Thursday, March 13, 2008

One Right Hand and One Smoking Gun

Colombia has once again disappeared from the news, and, while I'm thankful not to see the skewed and slanted coverage that characterized last week's reporting of the "crisis", I find myself equally frustrated that the mainstream media seems to have stopped their coverage right in the middle of an ongoing saga. Although CNN, and almost all English language news would have us believe that last week's meeting of the Rio Grupo in the Dominican Republic marked the end of the crisis between Uribe, Correa, and Chavez, back at home, the plot thickened as another high ranking member of the FARC was killed; this time by a most unlikely assassin.

First, although Ecuador responded with indignation when it was suggested that they were offering refuge to the FARC, an article published by El País, in Spain, reports just the opposite. The FARC camps in Ecuador are permanent camps that allow for the storing of weapons and the transport of drugs across the border. The Colombian military reports that it has been the victim of 39 attacks from the other side of the border. In the words of an ex-guerrilla fighter, "the FARC wears the uniform of the Ecuadoran military and moves along the border in trucks." This new information, long suspected by Colombians, makes it a little easier for the world to understand why the military had to go ten kilometers over the border to seek out Reyes.

The death of Reyes and the confiscation of his computer has provided another important window into the operations of the FARC and the behind the scenes political alliances that have surrounded Chavez' work as "peace negotiator" for the liberation of kidnapped civilians held by the FARC. The international community has been hesitant to criticize Chavez openly after having several successes in the release of several kidnapped civilians, but it's now clear that his agenda was far from strictly humanitarian.
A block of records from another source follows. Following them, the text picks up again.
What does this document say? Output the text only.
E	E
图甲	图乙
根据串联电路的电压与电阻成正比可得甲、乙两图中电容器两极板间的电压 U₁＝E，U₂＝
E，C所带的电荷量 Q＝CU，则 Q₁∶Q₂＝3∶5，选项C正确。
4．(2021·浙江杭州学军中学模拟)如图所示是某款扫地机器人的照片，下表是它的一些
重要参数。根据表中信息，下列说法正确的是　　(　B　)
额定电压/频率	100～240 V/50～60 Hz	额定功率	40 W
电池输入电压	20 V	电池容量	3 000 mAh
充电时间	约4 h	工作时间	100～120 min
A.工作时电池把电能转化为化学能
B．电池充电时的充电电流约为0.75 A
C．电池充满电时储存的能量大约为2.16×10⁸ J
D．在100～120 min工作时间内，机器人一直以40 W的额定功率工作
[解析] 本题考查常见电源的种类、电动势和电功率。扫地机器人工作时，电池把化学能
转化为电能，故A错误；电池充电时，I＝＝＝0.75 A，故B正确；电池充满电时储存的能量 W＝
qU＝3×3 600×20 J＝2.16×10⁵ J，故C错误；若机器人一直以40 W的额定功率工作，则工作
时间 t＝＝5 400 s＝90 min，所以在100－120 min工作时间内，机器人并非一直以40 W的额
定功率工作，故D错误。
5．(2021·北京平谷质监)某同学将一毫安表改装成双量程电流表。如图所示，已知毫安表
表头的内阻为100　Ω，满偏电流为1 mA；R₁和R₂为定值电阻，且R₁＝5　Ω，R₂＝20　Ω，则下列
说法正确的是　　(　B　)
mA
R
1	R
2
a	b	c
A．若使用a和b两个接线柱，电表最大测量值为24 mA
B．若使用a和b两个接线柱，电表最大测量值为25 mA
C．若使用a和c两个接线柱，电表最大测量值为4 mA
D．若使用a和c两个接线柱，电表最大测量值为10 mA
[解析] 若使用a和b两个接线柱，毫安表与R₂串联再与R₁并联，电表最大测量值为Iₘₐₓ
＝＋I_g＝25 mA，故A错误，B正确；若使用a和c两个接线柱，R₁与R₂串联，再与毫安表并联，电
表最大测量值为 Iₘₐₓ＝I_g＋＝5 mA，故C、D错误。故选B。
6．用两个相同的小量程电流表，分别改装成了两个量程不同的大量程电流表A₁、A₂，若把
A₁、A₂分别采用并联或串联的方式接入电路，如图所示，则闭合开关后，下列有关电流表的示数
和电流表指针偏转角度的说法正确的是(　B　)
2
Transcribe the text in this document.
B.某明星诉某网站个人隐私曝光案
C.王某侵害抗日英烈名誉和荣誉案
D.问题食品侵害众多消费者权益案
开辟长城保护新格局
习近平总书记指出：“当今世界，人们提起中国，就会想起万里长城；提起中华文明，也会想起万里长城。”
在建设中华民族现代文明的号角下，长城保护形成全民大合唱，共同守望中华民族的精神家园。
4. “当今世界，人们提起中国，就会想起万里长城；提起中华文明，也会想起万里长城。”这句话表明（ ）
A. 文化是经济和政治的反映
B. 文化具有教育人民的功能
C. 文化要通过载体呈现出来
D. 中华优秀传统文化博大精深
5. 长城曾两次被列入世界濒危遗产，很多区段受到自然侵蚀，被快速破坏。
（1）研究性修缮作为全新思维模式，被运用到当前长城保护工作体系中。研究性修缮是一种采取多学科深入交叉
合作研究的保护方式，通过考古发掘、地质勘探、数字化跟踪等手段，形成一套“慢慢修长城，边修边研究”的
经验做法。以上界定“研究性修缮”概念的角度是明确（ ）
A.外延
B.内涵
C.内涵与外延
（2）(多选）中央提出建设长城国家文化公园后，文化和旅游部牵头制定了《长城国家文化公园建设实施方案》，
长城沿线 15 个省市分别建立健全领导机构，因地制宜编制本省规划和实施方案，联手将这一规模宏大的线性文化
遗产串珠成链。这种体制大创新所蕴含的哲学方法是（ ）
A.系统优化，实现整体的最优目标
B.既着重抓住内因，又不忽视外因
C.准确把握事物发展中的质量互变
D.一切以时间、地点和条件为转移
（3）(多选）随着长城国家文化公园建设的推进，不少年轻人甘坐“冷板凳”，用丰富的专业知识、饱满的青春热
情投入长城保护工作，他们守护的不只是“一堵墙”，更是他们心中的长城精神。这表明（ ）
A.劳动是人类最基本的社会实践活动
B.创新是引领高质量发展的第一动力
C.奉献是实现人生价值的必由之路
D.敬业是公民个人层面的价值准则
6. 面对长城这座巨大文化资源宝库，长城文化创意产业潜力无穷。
It turns out that Chavez had pledged 300 million dollars to the FARC to be given in installments of 50 million dollars throughout the year. This information comes from several confiscated computers and the testimony of several recently demobilized guerrilla members. Second hand weapons were among the other in kind donations offered to the Colombian terrorist organization by Chavez.

The President of Colombia and Colombians in general are obviously furious at the betrayal of Chavez but they're not surprised. Chavez has long been known to have deep rooted sympathies with the extreme Leftist insurgency group, and at least now, these ties are clear and obvious enough that Chavez will be left exposed to the light of international public opinion. Still, many questions are left to be answered. Harboring terrorists, a phrase Americans are used to hearing in White House reports on the Middle East, is a serious charge that has devastating consequences for the civilian population. The support from Chavez and the complacency of Ecuadoran officials with respect to FARC operations has allowed the terrorist group a safe harbor from which to organize kidnappings and massacres launched almost exclusively on the civilian populations.

But the FARC presence in Venezuela and Ecuador isn't all bad, according to many military strategists, ex combatants, and community leaders. It also means they're feeling the pressure of the military, and no longer have the stronghold on Colombia that allowed them to carry out their operations for freely for so many years.

The Colombian conflict is complex and academics and politicians alike have struggled to arrive at coherent explanations and solutions. That said, one of the most enlightening and hopeful commentaries that Colombians have heard in years come from an illiterate man who never even finished second grade. Pablo Montaya, better known as "Alias Rojas" spent sixteen years in the FARC, lured by the promise of a better life, and for years unable to see a viable way out of the group. Last week, as the his brigade felt the military closing in on them, he made the decision to kill his commander, Iván Rios, and turn himself in to the Colombian military along with Rios' computer, his right hand, and a wealth of inside information on the past and future of the FARC terrorist activities. Rios' hand, cut off in a scene straight out of the movies, was sent with a messenger, turned in to the army, and checked for fingerprints in order to prove that it was, in fact, Rios who had been killed.

When asked why he chose to desert and why he hadn't done it earlier, Rojas tells Caracol Radio that before, no one was sure what would happen to people that turned themselves in to the military, but now, the government has made it obvious that they provide rights, guarantees, and a clear path to people that wish to leave the armed groups. Since Uribe took office, over 10,000 FARC members and 35,000 from the paramilitaries have demobilized. During the last week, Uribe's popularity, which has been consistently above 70%, rose to a record 82%.

As Rojas sees it, the FARC is on their way out. The fact that they're borrowing money from means their own wealth is withering. He speaks of the meager rations and poor treatment given to members of the FARC and assures us that the group long ago stopped representing the voice of the rural poor. He offers a call to all members to demobilize and predicts that the FARC will be defeated from within more than from the outside as mistrust and deceit among leaders and combatants cause them to fumble and fall.

All in all, things are looking up for Colombia. In the words of Rojas, the death of Reyes and the right hand of Rios "has split the FARC's history in two parts", and the resulting revelations about financial and political ties to Chavez give Colombia and Uribe the smoking gun they needed to secure international solidarity for a hard line against terrorist groups and the countries that harbor them.